16 May 2012 | Kategori: Pernik

Menangis (ilustrasi). Foto: Blogspot.com.

REPUBLIKA.CO.ID – Alkisah, selepas menunaikan ibadah haji, Syibli menghadap Imam Ali Zainal Abidin untuk menyampaikan hal-hal yang dialaminya selama berhaji.

Maka bertanyalah sang Imam kepadanya, “Wahai Syibli, bukankah anda telah menyelesaikan haji? “

“Benar, wahai putra Rasulullah,” jawab Syibli.

“Apakah anda telah berhenti di miqat lalu menanggalkan semua pakaian berjahit yang terlarang bagi orang yang meneriakkan haji dan kemudian mandi menjelang ihram?”

“Ya, benar.”

“Adakah anda ketika berhenti di miqat juga meneguhkan niat untuk berhenti dan menanggalkan semua pakaian maksiat. Dan sebagai gantinya, mengenakan pakaian taat?”

“Tidak.”

“Dan pada saat menanggalkan semua pakaian yang terlarang itu, adakah anda menanggalkan dari dirimu semua sifat riya, nifaq, serta segala yang diliputi syubhat?”

“Tidak.”

“Dan ketika mandi dan membersihkan diri sebelum memulai ihram, adakah anda berniat mandi dan membersihkan diri dari segala pelanggaran dan dosa-dosa?”

“Tidak.”

“Kalau begitu, anda tidak berhenti di miqat, tidak menanggalkan pakaian berjahit, dan tidak pula mandi membersihkan diri!”

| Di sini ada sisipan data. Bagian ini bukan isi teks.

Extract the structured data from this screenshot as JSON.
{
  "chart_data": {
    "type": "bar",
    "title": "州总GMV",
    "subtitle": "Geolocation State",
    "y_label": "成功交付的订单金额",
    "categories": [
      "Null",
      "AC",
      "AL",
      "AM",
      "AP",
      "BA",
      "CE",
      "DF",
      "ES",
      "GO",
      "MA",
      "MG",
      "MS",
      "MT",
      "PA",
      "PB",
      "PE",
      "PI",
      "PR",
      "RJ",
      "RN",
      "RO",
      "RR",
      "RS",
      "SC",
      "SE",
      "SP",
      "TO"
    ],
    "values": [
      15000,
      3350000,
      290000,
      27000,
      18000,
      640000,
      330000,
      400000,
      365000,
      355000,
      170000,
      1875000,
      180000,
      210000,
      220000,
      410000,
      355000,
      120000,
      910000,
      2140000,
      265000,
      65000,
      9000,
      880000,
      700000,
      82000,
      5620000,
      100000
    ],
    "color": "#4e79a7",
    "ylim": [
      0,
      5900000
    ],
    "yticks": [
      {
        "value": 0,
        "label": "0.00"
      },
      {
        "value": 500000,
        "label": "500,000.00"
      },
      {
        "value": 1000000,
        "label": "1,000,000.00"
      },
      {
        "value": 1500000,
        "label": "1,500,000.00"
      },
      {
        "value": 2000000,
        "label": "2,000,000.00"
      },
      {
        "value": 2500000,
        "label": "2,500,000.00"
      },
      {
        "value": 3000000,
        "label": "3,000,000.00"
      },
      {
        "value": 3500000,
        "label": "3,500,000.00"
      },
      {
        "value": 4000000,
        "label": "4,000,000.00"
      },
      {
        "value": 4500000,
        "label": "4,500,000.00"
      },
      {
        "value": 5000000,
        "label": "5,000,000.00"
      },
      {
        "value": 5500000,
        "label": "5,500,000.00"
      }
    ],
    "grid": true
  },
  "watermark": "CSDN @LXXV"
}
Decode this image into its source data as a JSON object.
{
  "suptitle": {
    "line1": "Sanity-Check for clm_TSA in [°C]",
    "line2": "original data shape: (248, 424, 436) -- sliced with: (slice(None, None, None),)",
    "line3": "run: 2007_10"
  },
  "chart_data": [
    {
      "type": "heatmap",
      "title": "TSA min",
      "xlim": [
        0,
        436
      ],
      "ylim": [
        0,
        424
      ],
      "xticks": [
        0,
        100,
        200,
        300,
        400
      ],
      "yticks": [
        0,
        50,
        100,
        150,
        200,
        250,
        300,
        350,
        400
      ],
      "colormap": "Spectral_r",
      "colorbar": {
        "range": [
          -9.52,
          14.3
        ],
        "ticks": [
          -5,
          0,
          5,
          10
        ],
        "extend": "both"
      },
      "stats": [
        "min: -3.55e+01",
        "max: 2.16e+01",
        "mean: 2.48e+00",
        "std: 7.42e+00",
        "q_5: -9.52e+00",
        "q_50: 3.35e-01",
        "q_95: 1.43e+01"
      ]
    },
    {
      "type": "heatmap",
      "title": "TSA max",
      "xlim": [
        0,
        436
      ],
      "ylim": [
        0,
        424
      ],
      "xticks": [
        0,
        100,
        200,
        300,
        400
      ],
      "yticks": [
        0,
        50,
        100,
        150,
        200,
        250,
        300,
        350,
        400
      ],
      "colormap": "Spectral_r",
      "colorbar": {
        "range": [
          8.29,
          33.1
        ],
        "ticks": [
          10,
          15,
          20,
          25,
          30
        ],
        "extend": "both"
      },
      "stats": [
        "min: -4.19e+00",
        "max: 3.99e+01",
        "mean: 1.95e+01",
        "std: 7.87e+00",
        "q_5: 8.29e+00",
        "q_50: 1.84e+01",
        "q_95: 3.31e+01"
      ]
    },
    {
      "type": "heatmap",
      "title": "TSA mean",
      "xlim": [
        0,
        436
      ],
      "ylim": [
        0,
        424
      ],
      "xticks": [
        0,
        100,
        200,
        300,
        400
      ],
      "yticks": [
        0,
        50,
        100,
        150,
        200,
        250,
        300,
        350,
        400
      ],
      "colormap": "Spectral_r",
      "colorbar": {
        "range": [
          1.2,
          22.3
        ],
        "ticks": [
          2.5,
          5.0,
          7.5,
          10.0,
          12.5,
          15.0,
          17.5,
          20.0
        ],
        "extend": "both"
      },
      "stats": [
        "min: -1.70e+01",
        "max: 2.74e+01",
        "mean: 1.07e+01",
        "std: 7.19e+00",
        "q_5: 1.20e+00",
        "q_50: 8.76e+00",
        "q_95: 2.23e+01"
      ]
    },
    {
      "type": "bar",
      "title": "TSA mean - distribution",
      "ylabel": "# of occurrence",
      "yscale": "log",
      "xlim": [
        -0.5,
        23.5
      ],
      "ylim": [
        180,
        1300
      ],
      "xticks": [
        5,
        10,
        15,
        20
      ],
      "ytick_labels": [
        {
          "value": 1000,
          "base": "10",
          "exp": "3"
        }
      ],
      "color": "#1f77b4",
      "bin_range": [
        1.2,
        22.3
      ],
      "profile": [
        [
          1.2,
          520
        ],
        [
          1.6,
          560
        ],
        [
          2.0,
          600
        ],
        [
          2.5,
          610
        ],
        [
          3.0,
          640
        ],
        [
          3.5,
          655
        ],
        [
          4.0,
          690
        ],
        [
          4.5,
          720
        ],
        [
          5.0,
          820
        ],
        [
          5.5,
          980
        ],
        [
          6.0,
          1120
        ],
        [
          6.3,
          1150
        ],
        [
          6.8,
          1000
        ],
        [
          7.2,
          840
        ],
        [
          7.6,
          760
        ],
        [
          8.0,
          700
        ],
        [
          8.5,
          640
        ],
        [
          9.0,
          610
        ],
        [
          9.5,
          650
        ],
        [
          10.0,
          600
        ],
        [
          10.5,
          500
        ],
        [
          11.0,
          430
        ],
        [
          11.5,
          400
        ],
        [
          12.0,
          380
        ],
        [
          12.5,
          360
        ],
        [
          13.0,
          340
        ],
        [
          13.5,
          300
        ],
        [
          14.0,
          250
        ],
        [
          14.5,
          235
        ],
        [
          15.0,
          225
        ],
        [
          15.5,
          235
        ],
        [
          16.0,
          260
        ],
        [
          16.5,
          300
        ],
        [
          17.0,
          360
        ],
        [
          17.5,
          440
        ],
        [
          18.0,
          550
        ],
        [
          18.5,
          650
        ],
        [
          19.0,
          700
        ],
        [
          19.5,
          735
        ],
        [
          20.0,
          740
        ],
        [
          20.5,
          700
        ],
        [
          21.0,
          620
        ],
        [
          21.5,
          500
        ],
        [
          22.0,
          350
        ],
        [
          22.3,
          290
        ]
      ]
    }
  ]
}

“Apakah anda telah mengerjakan sa’i antara Shafa dan Marwah, dan bolak-balik antara kedua bukit itu?”

“Ya, benar.”

“Dan pada saat-saat itu, adakah anda menempatkan diri anda di antara harapan akan rahmat Allah dan ketakutan menghadapi azab-Nya?”

“Tidak.”

“Kalau begitu, anda tidak mengerjakan sa’i dan tidak berjalan pulang pergi antara keduanya.”

“Anda telah pergi ke Mina?”

“Ya, benar.”

“Ketika itu, adakah anda meneguhkan niat untuk berupaya keras agar semua orang selalu merasa aman dari gangguan lidah, hati, serta tangan Anda sendiri?”

“Tidak.”

“Kalau begitu, anda belum pergi ke Mina. Anda tidak melempar jumrah, tidak mencukur rambut, tidak menyembelih kurban, tidak mengerjakan manasik, tidak berthawaf ifadhah, dan tidak pula mendekat kepada Tuhanmu. Kembalilah, kembalilah! Sebab, anda sesungguhnya belum menunaikan haji Anda!”

Mendengar ucapan sang Imam, Syibli menangis tersedu-sedu, meratap, dan menyesal atas apa yang telah dilakukannya selama melakukan ibadah haji. Sejak itu, ia giat memperdalam ilmu, sehingga pada tahun berikutnya ia kembali lagi ke Makkah dengan makrifat dan keyakinan penuh.

Kisah di atas dengan sangat gamblang menggambarkan betapa untuk memperoleh haji yang mabrur, yang di dalamnya sudah terkandung juga akhlak kemanusiaan, diperlukan serangkaian latihan dan persiapan. Tanpa pemahaman dan latihan yang memadai, haji hanyalah akan membuahkan kelelahan dan pengusiran dari-Nya.